Figure 15 shows the status of gesture recognition and intelligent prosthetic hand control.

A total of 300 controls of the intelligent dummy hand were completed in this experiment. Figure 16 records the number of experiments in which each of the 10 gestures was correctly recognized versus incorrectly recognized. The best recognition was achieved for the “first” and “good,” both of which were correctly recognized up to 29 times, which shows that the distinguishability of the “first” and “good” is higher compared to other gestures. However, no. 4 and no. 6 gestures have a lower recognizability. The reason may be that there are differences in the signal intensities acquired during the sEMG acquisition process, which affects the recognition effect of the system. Therefore, it is very necessary to conduct a unified muscle force training for the subjects before the experiment. Secondly, it may be due to the low degree of distinction between the various hand movements, which can easily be mistaken for other gestures similar to it.

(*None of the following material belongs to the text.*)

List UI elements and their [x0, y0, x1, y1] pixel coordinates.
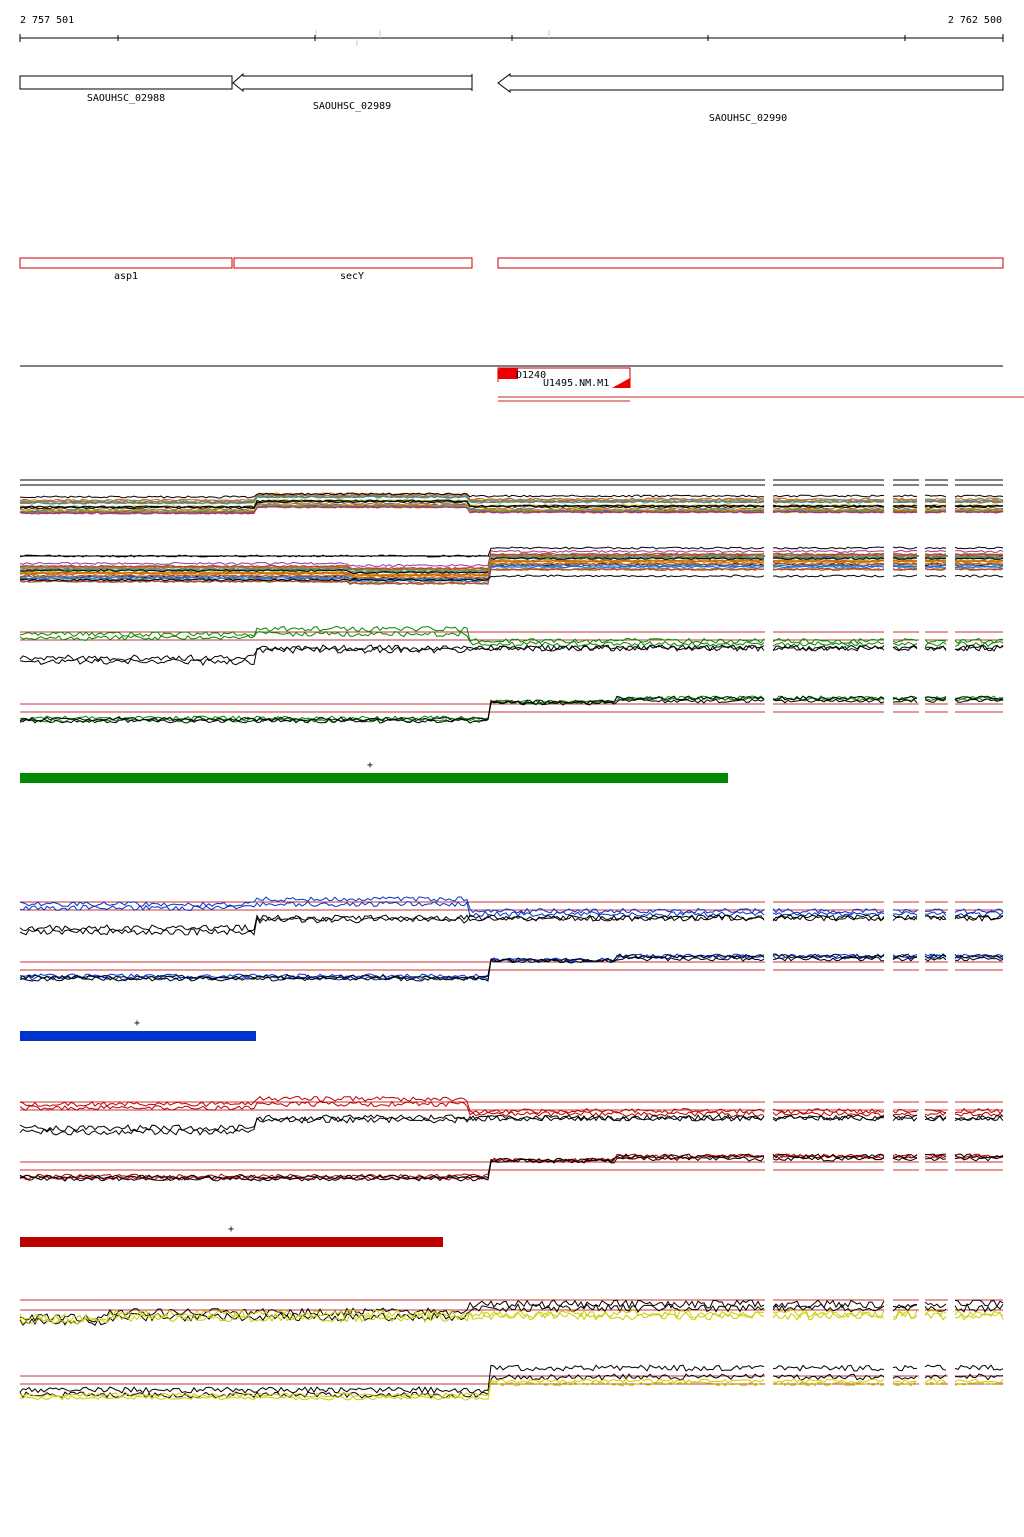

To clearly see the effectiveness of the proposed MSFS-TCND method applied to real-time gesture recognition, in Table 7, we calculate the accuracy, recall, precision, and score for online recognition of 10 gestures. The average online recognition accuracy of 10 gestures reaches 90.0%.
4. Conclusion
Due to the complex and ever-changing environment, the traditional way of controlling robots is gradually revealing its drawbacks. In order to improve the accuracy and efficiency of the control of the robot, this paper proposes a system based on sEMG to control the intelligent prosthetic hand. It can be applied in the field of rehabilitation robot and remote control robot.
The article proposes that the MSFS method can improve the richness of the acquired sEMG by adding virtual sEMG channels. In addition, the deep learning TCN is improved and combined with the MSFS method to improve the accuracy of gesture recognition. The test data demonstrates that the accuracy of real-time gesture recognition is substantially improved by combining MSFS with the improved TCN. Finally, in order to verify the validity of the proposed network, an intelligent robotic system based on 3D printing technology is designed. The intelligent prosthetic hand can accurately respond to the subject’s movement intention.
In future research, try to include the feedback information of the intelligent prosthetic hand, so as to continuously improve the intelligent prosthetic hand system.
Data Availability
The program data used to support the findings of this study are available from the corresponding author upon request.
Conflicts of Interest
The authors declare that there is no conflict of interest regarding the publication of this paper.
Acknowledgments
The authors would like to thank all the colleagues that have supported this work. This work is jointly supported by the Natural Science Foundation of Hebei Province (No. F2021201002 and No. F2021201005), the Science and Technology Project of Hebei Province Education Department (No. ZD2020146), the Postdoctoral Scientific Research Project of Hebei Province (No. B2019005001), the Key Research and Development Program of Baoding Science and Technology Bureau (No. 1911Q001), and the Program for Top 80 Innovative Talents in Colleges and Universities of Hebei Province (No. SLRC2017022).